A child is handed a free meal prepared by the CetroNia sponsor at the Columbia Heights Farmers Market in Washington, DC on June 26, 2019. – Millions of kids across the United states rely on breakfast and lunches provided by their school for daily meals. During the summer when schools are closed, many kids are left hungry because their families are unable to provide them with nutricious food. With the help of various sponsoring organizations that make and deliver the food, DC Free Summer Meals Program provides free meals to children under the age of 18 at many locations in the DC area. (Photo by Anna-Rose GASSOT / AFP) (Photo credit should read ANNA-ROSE GASSOT/AFP via Getty Images)

WASHINGTON (Reuters) — President Joe Biden on Wednesday will propose that Congress spend $45 billion to provide free meals to millions more low-income children, a move that would expand anti-poverty measures adopted in the wake of the COVID-19 pandemic.

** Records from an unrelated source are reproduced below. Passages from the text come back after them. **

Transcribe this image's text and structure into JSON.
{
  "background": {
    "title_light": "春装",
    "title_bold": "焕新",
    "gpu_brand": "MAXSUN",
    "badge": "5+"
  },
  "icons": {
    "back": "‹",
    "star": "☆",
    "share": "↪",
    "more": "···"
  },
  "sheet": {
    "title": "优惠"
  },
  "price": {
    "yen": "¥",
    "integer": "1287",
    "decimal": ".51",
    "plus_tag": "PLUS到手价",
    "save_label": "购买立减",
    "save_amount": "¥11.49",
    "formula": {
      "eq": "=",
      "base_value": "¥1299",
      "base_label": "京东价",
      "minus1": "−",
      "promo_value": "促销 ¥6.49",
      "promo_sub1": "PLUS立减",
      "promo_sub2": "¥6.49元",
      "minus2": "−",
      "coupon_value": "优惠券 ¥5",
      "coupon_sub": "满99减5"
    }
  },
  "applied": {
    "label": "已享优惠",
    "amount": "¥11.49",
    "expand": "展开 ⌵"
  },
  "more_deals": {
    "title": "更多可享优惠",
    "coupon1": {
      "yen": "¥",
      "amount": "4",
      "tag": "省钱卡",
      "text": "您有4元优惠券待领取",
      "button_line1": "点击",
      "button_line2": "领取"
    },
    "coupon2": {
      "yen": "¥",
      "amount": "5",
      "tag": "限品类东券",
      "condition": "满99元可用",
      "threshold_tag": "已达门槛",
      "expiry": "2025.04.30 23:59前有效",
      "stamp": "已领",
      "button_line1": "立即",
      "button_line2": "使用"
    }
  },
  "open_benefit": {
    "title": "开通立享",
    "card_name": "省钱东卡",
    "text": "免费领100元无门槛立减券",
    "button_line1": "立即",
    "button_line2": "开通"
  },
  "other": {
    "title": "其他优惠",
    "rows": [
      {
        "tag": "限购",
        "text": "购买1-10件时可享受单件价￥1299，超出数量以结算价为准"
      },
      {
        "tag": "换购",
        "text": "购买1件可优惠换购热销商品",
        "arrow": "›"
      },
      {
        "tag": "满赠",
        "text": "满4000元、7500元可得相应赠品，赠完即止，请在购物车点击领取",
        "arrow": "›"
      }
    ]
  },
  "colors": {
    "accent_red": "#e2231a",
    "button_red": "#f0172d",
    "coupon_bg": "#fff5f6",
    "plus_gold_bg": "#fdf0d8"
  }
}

Biden wants lawmakers to fund the permanent expansion of a bridge program that gives low-income families cash to pay for food in the months when school is out for the summer and lunches aren’t served. He is also asking to provide more money for free meals in high-poverty areas throughout the school year.

The nutrition program is one component of Biden’s $1.8 trillion American Families Plan, which would raise taxes on wealthy individuals to pay for initiatives shoring up lower-income families.

“The pandemic illustrated the need to address food insecurity,” said Kelliann Blazek, a White House aide whose portfolio includes agriculture and rural policy. “Some of these investments are really pulling on lessons learned during the pandemic.”

In 2019, 5.3 million children lived in households unable to guarantee food for the whole family throughout the year, according to the U.S. Department of Agriculture.

The administration is also asking Congress to reward schools that expand healthful food offerings with incentive payments and also to allow individuals convicted of drug-related crimes to continue receiving food stamp benefits.

For the funding to be approved, the proposal will need the approval of a closely divided Congress.